Надо отметить, что письменные источники фиксируют, в частности у хунну-монголов и ряда других кочевых обществ, не только женщин-рабынь, но и лиц мужского пола с аналогичным социальным статусом. При этом, как правило, такие люди «становились пастухами коров и овец (чабанами), но не табунщиками — коней рабам не доверяли» [Кляшторный, Савинов 1994, с. 75]. Судя по всему, мужские захоронения в заполнении могильных ям пазырыкских курганов как раз и принадлежали представителям аналогичной социальной группы. При этом исследователи отмечают, что такие же погребения существовали и у «саглынцев» в Туве [Грач 1980, c. 48; Кубарев 1987, с. 28]. Как справедливо заметил В.Д. Кубарев [1987, с. 30], это были люди из обоих указанных регионов, захваченные во время военных действий и похороненные вместе со своими хозяевами.

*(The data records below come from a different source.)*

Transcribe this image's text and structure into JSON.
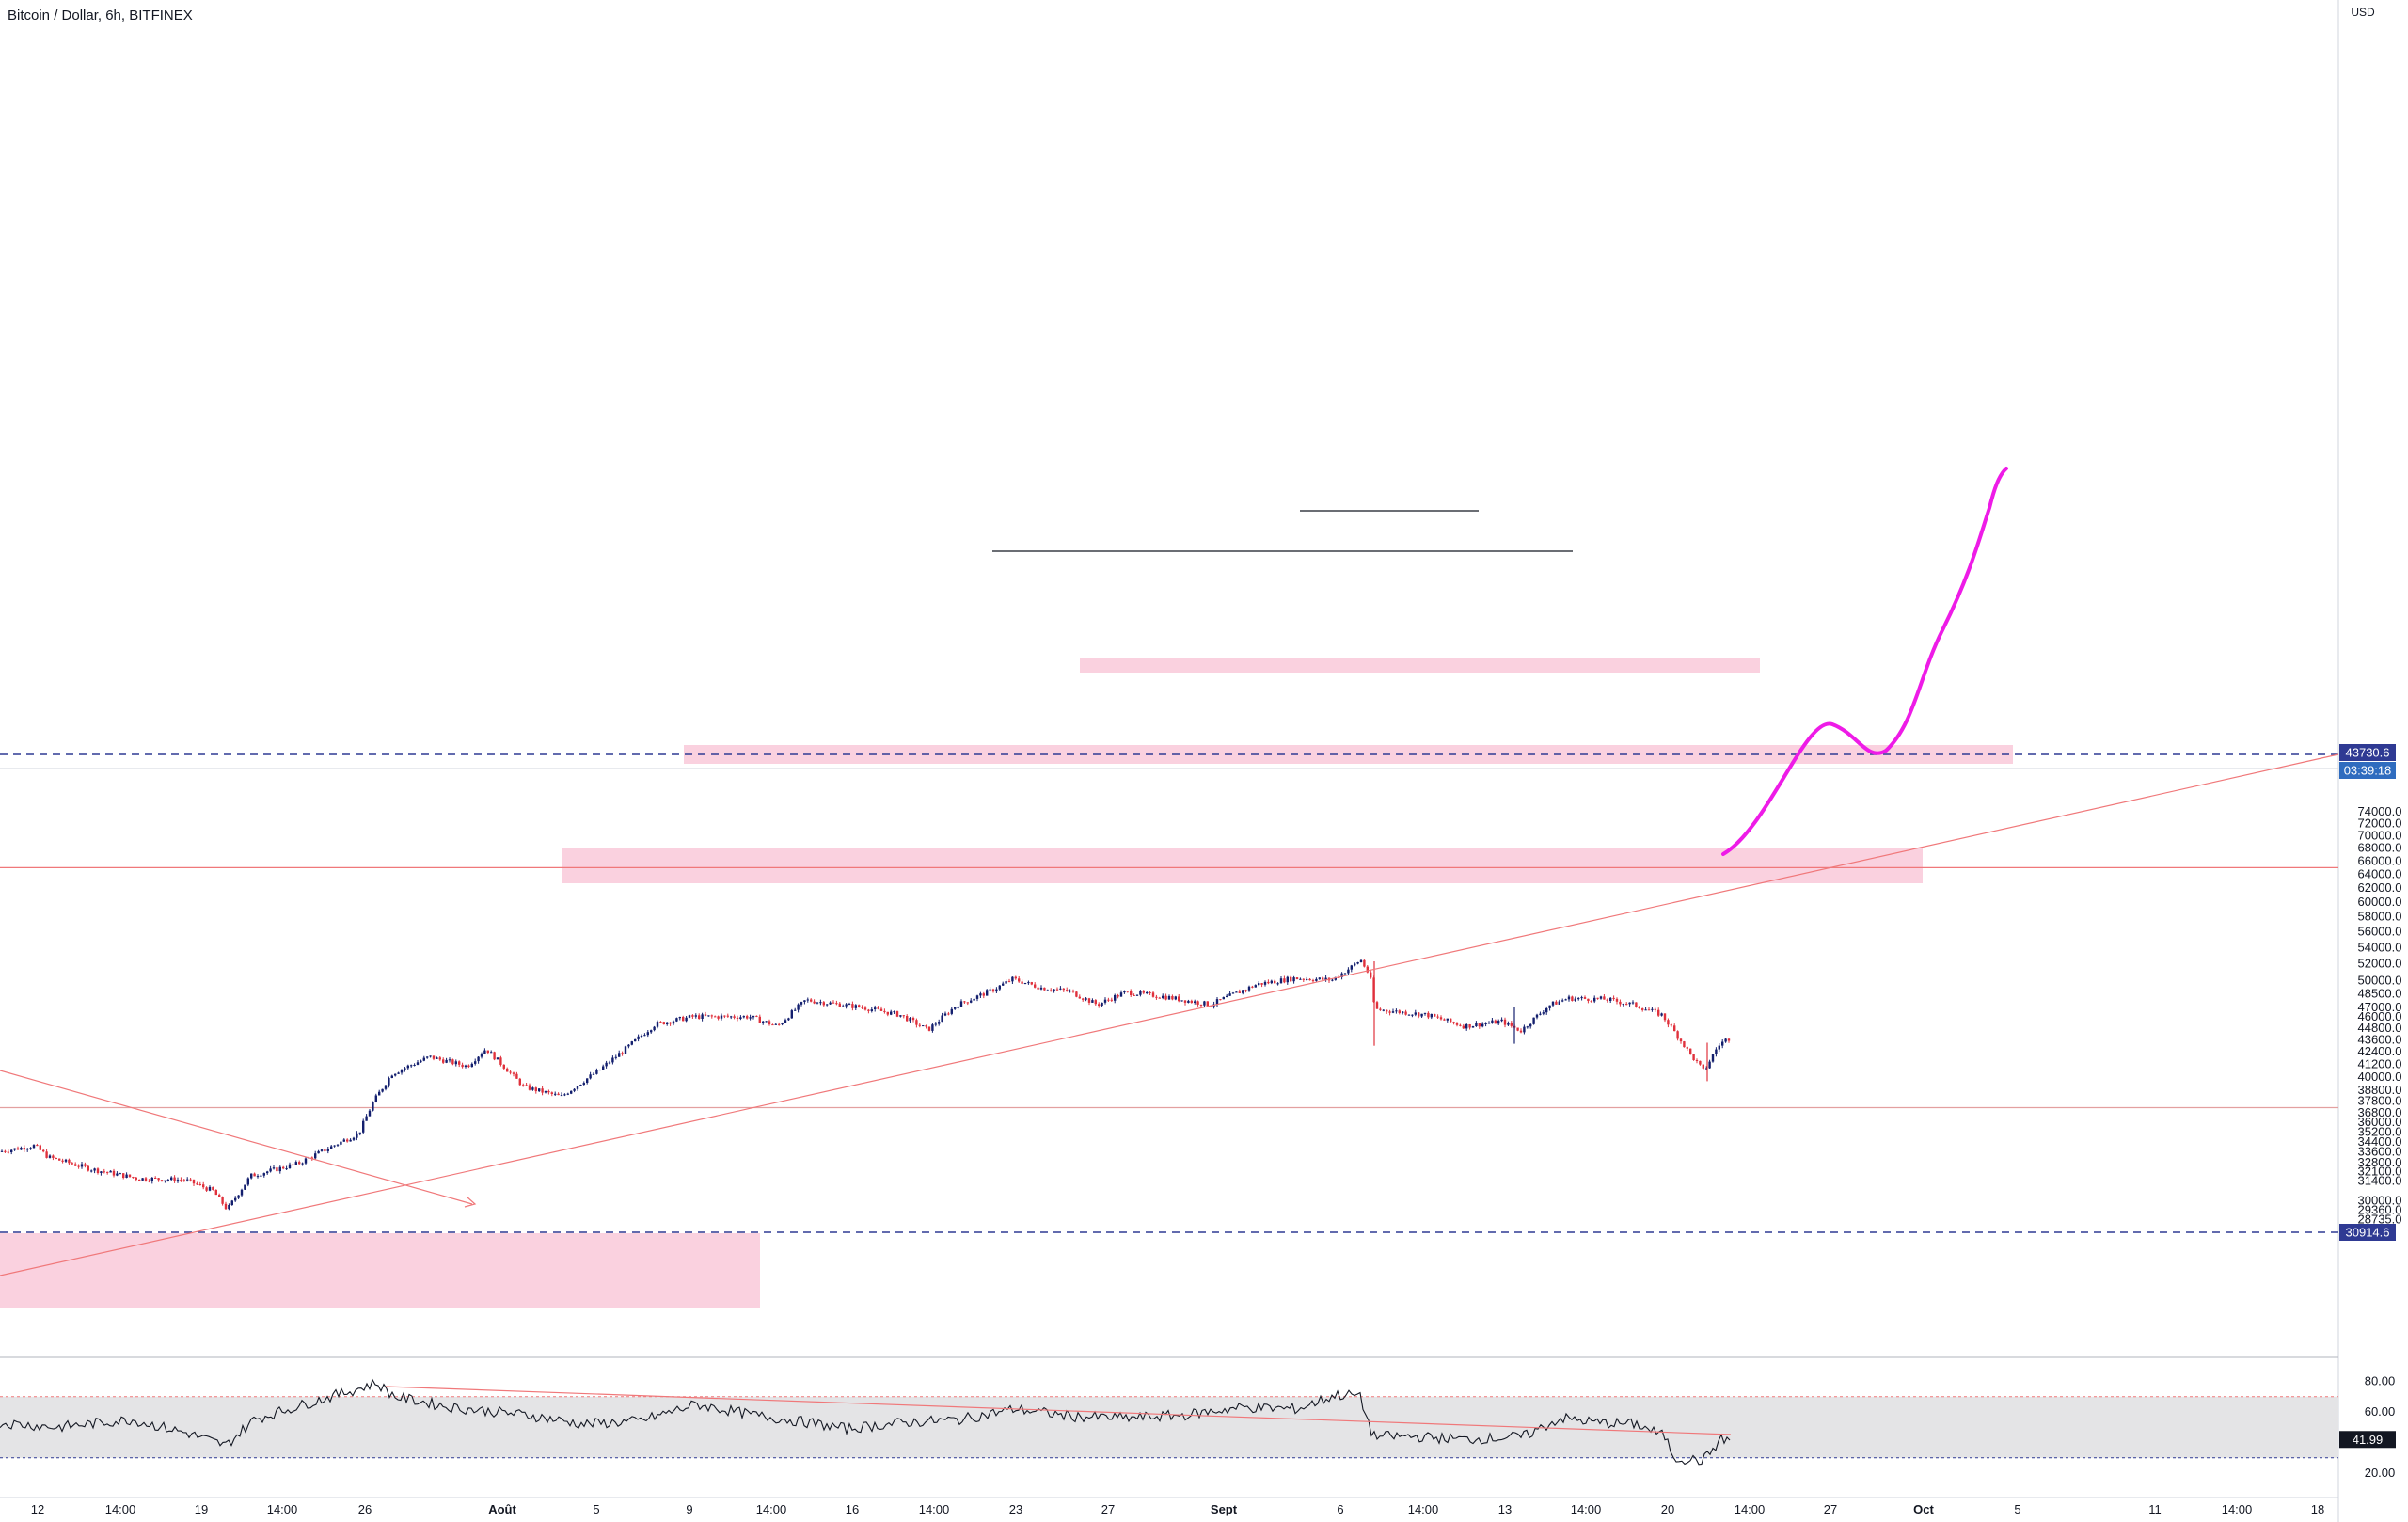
{
  "header": {
    "title": "Bitcoin / Dollar, 6h, BITFINEX"
  },
  "chart_data": {
    "type": "candlestick",
    "title": "Bitcoin / Dollar, 6h, BITFINEX",
    "currency_label": "USD",
    "y_ticks": [
      74000,
      72000,
      70000,
      68000,
      66000,
      64000,
      62000,
      60000,
      58000,
      56000,
      54000,
      52000,
      50000,
      48500,
      47000,
      46000,
      44800,
      43600,
      42400,
      41200,
      40000,
      38800,
      37800,
      36800,
      36000,
      35200,
      34400,
      33600,
      32800,
      32100,
      31400,
      30000,
      29360,
      28735
    ],
    "y_tick_labels": [
      "74000.0",
      "72000.0",
      "70000.0",
      "68000.0",
      "66000.0",
      "64000.0",
      "62000.0",
      "60000.0",
      "58000.0",
      "56000.0",
      "54000.0",
      "52000.0",
      "50000.0",
      "48500.0",
      "47000.0",
      "46000.0",
      "44800.0",
      "43600.0",
      "42400.0",
      "41200.0",
      "40000.0",
      "38800.0",
      "37800.0",
      "36800.0",
      "36000.0",
      "35200.0",
      "34400.0",
      "33600.0",
      "32800.0",
      "32100.0",
      "31400.0",
      "30000.0",
      "29360.0",
      "28735.0"
    ],
    "x_tick_labels": [
      "12",
      "14:00",
      "19",
      "14:00",
      "26",
      "Août",
      "5",
      "9",
      "14:00",
      "16",
      "14:00",
      "23",
      "27",
      "Sept",
      "6",
      "14:00",
      "13",
      "14:00",
      "20",
      "14:00",
      "27",
      "Oct",
      "5",
      "11",
      "14:00",
      "18"
    ],
    "last_price": "43730.6",
    "countdown": "03:39:18",
    "support_level": "30914.6",
    "key_levels": [
      65000,
      37250
    ],
    "up_color": "#131f6e",
    "down_color": "#e0313c",
    "zone_color": "#f9c9d9",
    "projection_color": "#ee1be7",
    "rsi": {
      "current": "41.99",
      "y_tick_labels": [
        "80.00",
        "60.00",
        "40.00",
        "20.00"
      ],
      "upper_band": 70,
      "lower_band": 30
    }
  }
}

В целом имеющиеся археологические данные, а также сведения письменных источников позволяют сделать вывод о существовании в «пазырыкском» обществе домашней формы рабства, в котором основным объектом эксплуатации были женщины (наложничество, домашнее хозяйство и т. д.).

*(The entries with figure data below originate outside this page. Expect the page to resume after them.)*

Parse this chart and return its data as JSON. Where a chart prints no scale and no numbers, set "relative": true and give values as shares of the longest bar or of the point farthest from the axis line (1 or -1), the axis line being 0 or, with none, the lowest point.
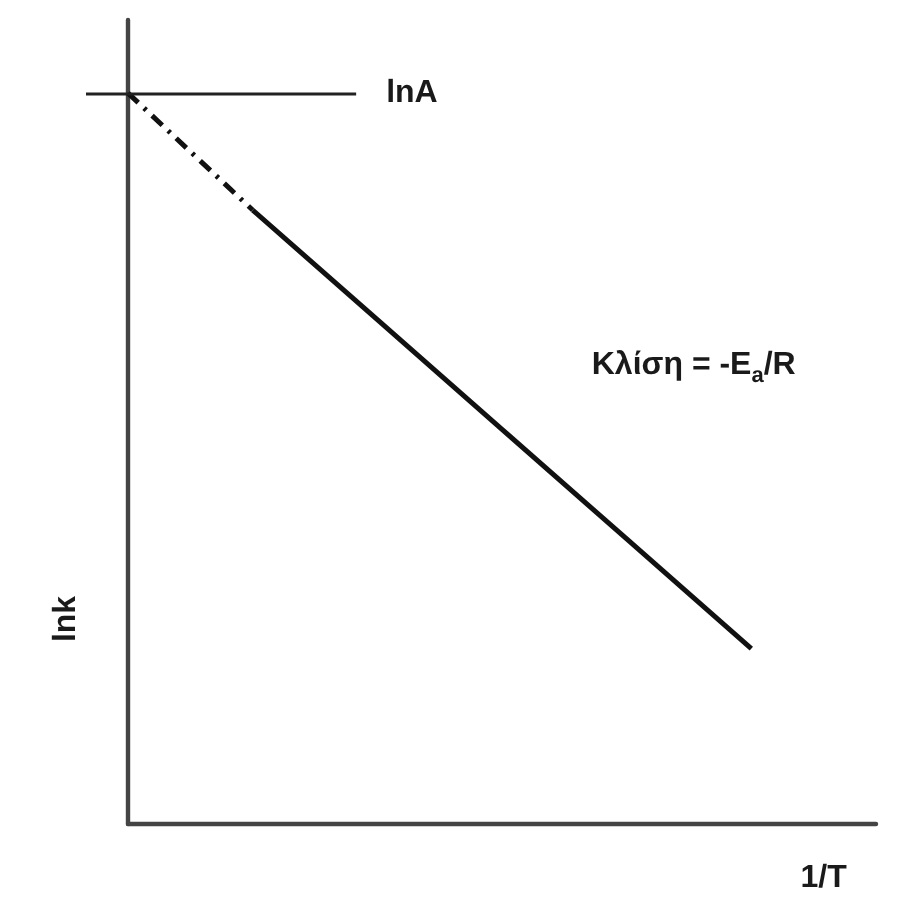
{
  "chart_data": {
    "type": "line",
    "xlabel": "1/T",
    "ylabel": "lnk",
    "relative": true,
    "categories": [
      null,
      null,
      null,
      null,
      null,
      null,
      null
    ],
    "series": [
      {
        "color": "#111111",
        "line_style": "dashed",
        "values": [
          1,
          0.84,
          null,
          null,
          null,
          null,
          null
        ]
      },
      {
        "color": "#111111",
        "line_style": "solid",
        "values": [
          null,
          0.84,
          0.69,
          0.54,
          0.39,
          0.24,
          null
        ]
      }
    ],
    "ref_lines": [
      {
        "axis": "y",
        "value": 1,
        "label": "lnA",
        "color": "#222222"
      }
    ],
    "annotations": [
      "Κλίση = -E$_{a}$/R"
    ],
    "marker": "none",
    "grid": false
  }
}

Историография изучения политического устройства кочевников Горного Алтая VI–II вв. до н. э. достаточно подробно рассмотрена [Васютин 1998; Дашковский 2000; 2002 и др.]. Общий итог дискуссии по данной проблеме сводился к следующему. Одна группа исследователей считала, что у «пазырыкцев» сложилось раннегосударственное образование, а вторая, наоборот, настаивала на том, что номады находились на уровне военной демократии и незавершенного классообразования [см. обзор: Васютин 1998]. В этой связи важно обратить внимание на современные теоретические разработки этой темы, подкрепленные существенным культурно-историческим материалом. По мнению некоторых ученых, социо-культурные особенности «ранних кочевников» не имели, в отличие от оседло-земледельческих обществ, предпосылок (экология, система хозяйствования, демографический оптимум) для возникновения государства. Поэтому кочевые общества в подавляющем большинстве были организованы по иерархическому принципу и представляли собой разные формы (стадии) вождества [Крадин 1991, с. 304–307; 1993]. Среди наиболее типичных черт политических объединений номадов разных исторических периодов можно выделить следующие: многоуровневая иерархическая социальная организация; триадный (реже дуальный) принцип деления социальной организации; военно-иерархический характер общественной организации, как правило, по «десятичному» принципу. При этом, если низшие звенья (семья, семейно-родственные группы) основывались на реальных кровнородственных и экономических связях, то высшие уровни социальной организации (племена или их союзы и конфедерации, вождества) объединялись преимущественно в военно-политические структуры [Крадин 1994, с. 25]. Отсюда вытекает и высокомилитаризованный характер многих социумов кочевников [Крадин 1993; Кляшторный, Савинов 1994, с. 66–75].
Имеющаяся совокупность источников и современные методологические разработки по политогенезу древних обществ позволяют сделать вывод, что во главе «пазырыкского» общества стояли вожди племен и их конфедерации [Дашковский 2002]. В их руках сосредотачивалась вся верховная, религиозная и административная (управленческая) власть. Применительно к «пазырыкцам», как и ряду других скотоводческих обществ Евразии скифского времени, например сакам, вероятно, правомерно говорить об определенной сакрализации «вождя», который мог являться олицетворением единства всего народа и стабильности в мировом порядке. Не случайно саки и скифы после смерти своих «верховных владык» на время инсценировали хаос, разрушение и дисгармонию мира, после чего снова наступал порядок [Акишев К.А., Акишев А.К. 1981, с. 149]. В то же время говорить о теократическом характере власти у кочевников Горного Алтая нет обоснований.